The case sheds light on the risks involved even for high-profile investors and highlights how partnerships can unravel due to unforeseen circumstances. It also illustrates the connections between prominent figures and their involvement in local real estate markets.

According to the files, Epstein began financially backing Prosperi as early as 2009, starting with a loan for an apartment purchase. Their collaboration deepened over time, with Prosperi presenting multiple deals for Epstein’s consideration. In December 2013, Prosperi identified a property at 124 Parc Monceau and proposed it could be bought for just under $5 million and resold for $7 million after minor improvements. “I think (and Moens, McCann, Frisbie and Koch concur) that this is well under land value ($6M+),” Prosperi wrote to Epstein while referencing several leading brokers.

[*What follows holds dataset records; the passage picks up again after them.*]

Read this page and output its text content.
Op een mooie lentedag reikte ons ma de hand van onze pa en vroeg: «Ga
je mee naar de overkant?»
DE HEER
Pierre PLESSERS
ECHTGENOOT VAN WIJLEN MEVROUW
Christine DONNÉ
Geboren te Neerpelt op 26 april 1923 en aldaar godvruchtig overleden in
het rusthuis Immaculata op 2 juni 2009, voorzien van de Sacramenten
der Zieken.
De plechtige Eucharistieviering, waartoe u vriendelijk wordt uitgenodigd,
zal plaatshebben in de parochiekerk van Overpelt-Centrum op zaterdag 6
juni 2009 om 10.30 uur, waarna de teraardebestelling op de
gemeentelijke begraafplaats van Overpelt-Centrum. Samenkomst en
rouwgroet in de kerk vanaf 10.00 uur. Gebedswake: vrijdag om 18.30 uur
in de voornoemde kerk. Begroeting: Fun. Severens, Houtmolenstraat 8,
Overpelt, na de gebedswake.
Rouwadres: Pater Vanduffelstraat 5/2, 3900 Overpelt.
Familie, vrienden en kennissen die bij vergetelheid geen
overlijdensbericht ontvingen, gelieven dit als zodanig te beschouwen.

Epstein agreed to fund the purchase, but what was expected to be a quick turnaround became a two-year ordeal marked by frustration over maintenance issues and slow market activity. After visiting the house months later, Epstein wrote: “dont fret, however, it was a pig sty, no reason at all, at all for broken furniture … filthy walls. rust stained walls … shame on us.” Despite listing efforts through top agents like Lawrence Moens and later Kerry Warwick and Richard Steinberg of Douglas Elliman, there were no immediate offers.

Eventually Donna Ward purchased the home in April 2016 for $5.6 million; however accounting records indicated that total investments reached $5.7 million—resulting in at least a $100,000 loss rather than profit from the sale.

The project was further complicated by Prosperi’s death one month before closing—a turn of events that left his estate facing significant debts.